After a frenzied week of counting, double-checking and nearly nonstop media interviews, Dickerson said he and his staff found the errors.

Can't start till 2 p.m.

The problem stemmed, in part, from the short time frame counties get to tally results. Even though more than two weeks of early voting had ended the previous Saturday, state law prevents election officials from opening the voting machines until 2 p.m. on Election Day.That created a crunch, exacerbated by high turnout and a long ballot. While running an election and counting other ballots, election officials had to get results from the 97 machines used for early voting.

Each early-voting machine contains an electronic card that holds the results, and those were downloaded onto 13 laptops.

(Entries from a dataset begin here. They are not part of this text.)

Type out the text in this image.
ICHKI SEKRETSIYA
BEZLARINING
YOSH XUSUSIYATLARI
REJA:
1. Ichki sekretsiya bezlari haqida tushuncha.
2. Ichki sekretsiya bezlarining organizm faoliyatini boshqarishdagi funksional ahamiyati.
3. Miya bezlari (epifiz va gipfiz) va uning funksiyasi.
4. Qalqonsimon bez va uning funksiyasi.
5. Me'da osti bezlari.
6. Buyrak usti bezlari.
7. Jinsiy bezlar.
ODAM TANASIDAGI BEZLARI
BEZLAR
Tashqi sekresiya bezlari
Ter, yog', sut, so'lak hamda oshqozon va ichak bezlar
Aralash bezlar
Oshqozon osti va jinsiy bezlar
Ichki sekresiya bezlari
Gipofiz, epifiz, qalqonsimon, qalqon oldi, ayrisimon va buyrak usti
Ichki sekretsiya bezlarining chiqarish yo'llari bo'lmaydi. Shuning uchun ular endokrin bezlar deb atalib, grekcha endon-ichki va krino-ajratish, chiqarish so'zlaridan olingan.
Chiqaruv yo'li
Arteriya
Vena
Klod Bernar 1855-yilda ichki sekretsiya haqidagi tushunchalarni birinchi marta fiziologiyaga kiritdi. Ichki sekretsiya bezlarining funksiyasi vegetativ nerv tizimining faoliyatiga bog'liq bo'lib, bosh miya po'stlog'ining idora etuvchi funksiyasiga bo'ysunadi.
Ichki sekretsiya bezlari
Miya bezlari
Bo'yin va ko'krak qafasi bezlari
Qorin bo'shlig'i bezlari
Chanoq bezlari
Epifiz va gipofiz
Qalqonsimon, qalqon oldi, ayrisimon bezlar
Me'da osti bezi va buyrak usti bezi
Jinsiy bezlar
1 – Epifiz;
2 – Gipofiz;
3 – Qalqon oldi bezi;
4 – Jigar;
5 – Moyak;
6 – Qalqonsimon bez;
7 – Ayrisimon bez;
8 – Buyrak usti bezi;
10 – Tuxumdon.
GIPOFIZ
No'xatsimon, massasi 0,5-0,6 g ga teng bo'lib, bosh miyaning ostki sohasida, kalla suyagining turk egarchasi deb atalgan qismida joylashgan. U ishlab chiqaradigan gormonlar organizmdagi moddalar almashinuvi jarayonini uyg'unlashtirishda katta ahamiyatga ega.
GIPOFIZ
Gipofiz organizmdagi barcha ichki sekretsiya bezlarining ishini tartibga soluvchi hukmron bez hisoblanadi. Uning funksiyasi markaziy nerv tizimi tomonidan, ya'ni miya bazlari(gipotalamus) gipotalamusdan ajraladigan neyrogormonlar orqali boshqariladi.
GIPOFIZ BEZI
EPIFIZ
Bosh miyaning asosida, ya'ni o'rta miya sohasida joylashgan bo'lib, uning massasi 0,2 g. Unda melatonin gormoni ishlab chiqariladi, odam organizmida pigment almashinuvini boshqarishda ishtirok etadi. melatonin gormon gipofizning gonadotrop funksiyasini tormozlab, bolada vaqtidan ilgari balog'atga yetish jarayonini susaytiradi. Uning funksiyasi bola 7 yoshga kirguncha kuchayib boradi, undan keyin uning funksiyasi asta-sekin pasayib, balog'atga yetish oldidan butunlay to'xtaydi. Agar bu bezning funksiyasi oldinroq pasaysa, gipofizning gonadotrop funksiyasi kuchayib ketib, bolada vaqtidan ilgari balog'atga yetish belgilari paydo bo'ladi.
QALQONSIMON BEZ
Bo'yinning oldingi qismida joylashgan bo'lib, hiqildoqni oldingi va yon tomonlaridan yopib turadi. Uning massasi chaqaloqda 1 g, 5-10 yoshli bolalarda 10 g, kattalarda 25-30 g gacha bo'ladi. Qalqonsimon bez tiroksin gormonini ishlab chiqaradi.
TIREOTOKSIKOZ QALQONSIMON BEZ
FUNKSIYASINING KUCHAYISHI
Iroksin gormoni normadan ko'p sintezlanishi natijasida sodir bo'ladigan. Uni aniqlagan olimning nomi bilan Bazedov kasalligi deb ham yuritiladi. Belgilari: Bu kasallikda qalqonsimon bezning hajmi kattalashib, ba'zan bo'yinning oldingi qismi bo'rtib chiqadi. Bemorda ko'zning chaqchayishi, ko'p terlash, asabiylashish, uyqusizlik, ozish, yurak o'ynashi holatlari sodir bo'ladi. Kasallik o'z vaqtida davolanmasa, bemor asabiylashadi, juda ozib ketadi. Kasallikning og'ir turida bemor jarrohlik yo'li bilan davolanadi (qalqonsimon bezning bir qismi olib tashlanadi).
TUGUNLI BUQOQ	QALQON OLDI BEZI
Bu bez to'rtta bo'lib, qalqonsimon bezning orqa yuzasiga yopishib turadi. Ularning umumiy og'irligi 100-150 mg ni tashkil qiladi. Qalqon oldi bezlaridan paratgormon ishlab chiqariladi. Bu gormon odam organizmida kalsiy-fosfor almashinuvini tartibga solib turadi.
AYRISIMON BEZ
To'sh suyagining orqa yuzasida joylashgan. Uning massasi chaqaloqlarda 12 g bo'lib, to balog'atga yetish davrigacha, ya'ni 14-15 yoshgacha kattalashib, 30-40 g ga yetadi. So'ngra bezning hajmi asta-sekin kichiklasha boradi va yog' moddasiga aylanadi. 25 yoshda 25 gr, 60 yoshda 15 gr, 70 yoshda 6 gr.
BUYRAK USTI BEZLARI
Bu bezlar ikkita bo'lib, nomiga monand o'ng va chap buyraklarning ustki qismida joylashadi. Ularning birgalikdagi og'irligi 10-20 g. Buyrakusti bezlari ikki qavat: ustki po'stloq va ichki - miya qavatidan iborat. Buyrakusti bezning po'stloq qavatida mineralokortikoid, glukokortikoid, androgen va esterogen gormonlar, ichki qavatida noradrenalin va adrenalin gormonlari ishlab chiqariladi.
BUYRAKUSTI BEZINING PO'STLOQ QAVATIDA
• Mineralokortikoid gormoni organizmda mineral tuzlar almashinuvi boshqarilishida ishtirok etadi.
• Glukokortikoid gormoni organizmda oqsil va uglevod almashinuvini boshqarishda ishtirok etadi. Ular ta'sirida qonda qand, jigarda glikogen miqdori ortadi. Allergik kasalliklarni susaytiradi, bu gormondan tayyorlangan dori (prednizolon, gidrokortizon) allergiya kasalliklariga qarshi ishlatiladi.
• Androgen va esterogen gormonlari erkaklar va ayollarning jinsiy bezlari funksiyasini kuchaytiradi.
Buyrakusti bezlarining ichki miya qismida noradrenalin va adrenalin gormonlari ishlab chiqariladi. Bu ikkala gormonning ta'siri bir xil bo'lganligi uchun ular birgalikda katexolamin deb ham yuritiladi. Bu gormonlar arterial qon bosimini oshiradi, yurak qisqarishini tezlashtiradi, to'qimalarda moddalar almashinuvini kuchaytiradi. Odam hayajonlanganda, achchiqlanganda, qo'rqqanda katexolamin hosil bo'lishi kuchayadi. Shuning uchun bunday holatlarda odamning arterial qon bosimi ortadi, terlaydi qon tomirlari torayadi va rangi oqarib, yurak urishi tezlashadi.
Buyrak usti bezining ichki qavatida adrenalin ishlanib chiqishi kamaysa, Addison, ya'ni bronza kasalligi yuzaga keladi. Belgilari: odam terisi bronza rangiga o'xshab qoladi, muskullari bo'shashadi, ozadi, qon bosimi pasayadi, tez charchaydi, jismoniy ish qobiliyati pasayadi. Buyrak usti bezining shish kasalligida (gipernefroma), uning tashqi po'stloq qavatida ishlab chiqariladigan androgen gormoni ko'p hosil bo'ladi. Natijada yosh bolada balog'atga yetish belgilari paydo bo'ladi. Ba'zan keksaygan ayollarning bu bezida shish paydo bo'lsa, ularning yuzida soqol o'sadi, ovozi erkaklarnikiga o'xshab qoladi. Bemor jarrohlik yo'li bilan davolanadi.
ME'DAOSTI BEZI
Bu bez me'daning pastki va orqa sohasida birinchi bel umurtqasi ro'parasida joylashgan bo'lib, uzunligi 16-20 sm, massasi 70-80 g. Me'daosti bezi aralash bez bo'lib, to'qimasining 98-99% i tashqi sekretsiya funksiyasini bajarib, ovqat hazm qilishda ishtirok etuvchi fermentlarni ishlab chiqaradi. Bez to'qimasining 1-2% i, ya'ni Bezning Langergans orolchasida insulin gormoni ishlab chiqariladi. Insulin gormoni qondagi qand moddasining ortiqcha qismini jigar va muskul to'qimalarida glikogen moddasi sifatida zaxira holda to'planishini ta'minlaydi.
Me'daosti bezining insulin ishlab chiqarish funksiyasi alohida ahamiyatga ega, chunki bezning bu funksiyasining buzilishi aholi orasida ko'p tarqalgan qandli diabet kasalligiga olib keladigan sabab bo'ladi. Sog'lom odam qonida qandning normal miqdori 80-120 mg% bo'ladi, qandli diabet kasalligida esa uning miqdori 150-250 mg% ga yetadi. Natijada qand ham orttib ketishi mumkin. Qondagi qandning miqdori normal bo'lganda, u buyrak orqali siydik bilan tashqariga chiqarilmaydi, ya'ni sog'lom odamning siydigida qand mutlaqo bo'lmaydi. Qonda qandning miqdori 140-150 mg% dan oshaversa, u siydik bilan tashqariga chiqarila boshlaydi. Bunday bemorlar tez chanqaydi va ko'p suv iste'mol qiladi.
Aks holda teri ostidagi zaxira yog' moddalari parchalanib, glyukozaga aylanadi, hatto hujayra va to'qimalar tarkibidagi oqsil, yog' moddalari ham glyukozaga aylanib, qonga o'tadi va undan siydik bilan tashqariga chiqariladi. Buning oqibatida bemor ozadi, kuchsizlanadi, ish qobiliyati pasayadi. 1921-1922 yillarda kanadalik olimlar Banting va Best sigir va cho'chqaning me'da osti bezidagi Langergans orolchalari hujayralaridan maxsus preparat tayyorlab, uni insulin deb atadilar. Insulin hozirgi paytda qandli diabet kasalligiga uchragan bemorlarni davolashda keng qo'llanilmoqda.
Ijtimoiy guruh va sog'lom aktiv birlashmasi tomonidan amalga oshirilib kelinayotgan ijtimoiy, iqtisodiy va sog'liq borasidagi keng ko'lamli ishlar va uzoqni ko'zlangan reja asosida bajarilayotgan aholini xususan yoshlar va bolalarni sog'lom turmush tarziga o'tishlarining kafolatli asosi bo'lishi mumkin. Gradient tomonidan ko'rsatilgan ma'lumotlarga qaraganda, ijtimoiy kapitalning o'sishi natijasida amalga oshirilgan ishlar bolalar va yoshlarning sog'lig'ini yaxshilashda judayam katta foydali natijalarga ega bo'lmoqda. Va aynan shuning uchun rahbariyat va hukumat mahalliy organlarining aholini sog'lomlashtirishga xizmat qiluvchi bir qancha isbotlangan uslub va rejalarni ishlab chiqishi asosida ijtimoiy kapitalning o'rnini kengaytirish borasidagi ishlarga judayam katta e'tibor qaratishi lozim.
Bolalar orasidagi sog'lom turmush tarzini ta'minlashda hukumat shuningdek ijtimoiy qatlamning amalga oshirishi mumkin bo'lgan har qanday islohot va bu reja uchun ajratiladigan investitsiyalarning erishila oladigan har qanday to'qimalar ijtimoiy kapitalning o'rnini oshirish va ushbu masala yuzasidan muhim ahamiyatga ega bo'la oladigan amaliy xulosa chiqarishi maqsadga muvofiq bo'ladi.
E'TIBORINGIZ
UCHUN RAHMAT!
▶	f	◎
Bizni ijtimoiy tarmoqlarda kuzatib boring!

Initially, Dickerson said, the idea was to take the machines from each of the 13 early-voting sites, and make sure all data from each site was downloaded to the same laptop. In some cases, that happened.

But in other cases, some voting machines were downloaded twice. For example, people who voted on a machine at Beatties Ford Road Regional Library had their votes counted twice, once each on two separate laptops. Those votes heavily favored Democrats.

The votes from three machines at Morrison Regional Library in a Republican-leaning area were not downloaded at all, Dickerson said.

In several cases, the votes on some laptops doubled themselves, because workers hit the Enter key during the downloading process. That caused the download to restart, without clearing the previous numbers.

In one case, the results from a voting machine at Plaza-Midwood Library were downloaded onto two laptops, and then doubled on one of them, meaning that those votes were triple-counted.

At least seven of the 97 machines were counted more than once. Seven were not counted at all, Dickerson said.

As of now, all early votes have been counted properly and none has been lost, Dickerson said.

Ted Arrington, who spent 12 years as a Republican member of the county board of elections, said it was difficult, if not impossible, to be fast and accurate on election night.

"I'm sure this is somebody just screw(ing) up," said Arrington, who chairs the political science department at UNC Charlotte. "Because if you were going to cheat, you would want to cheat in a way that it wasn't so obviously discoverable."

GOP raised questions

Because the results were posted so late election night, no one noticed the error then.

County Republicans, puzzling over their unexpected loss, discovered and pointed out the problem last Wednesday. Election officials retallied the votes on Thursday, using the printouts from the 97 machines instead of the laptop count.

"I am looking for perfection on this count, so that nobody has any doubts," Dickerson said.

He said the standard audit before today's official certification of the election would have caught the error. That certification could be delayed if the counting of provisional ballots takes more than one day.

But some local officials are starting to question how well the process worked, particularly because election-night outcomes have a powerful psychological effect on candidates and the public.

"I know mistakes will happen," said Michael D. Evans, who chairs the county Democratic Party. "But this sounds to me like a rather significant one, and it sounds like we should be doing more to avoid things like this in the future."

Election-night totals often change, said Democratic county commissioner Parks Helms.

"I still have confidence in our voting procedures and in Michael Dickerson and his staff," he said. "We must realize that in elections like the one we have just come through, human error is inevitable."

Both parties will have observers and lawyers attending today's meeting.

Elections board member Phil Summa, a Republican, praised the staff for allowing the public and the media so much access.

"There's been a little bit of Chicken Littleness about the whole thing: the sky is falling, the sky is falling, the sky is falling," he said. "Unofficial is unofficial."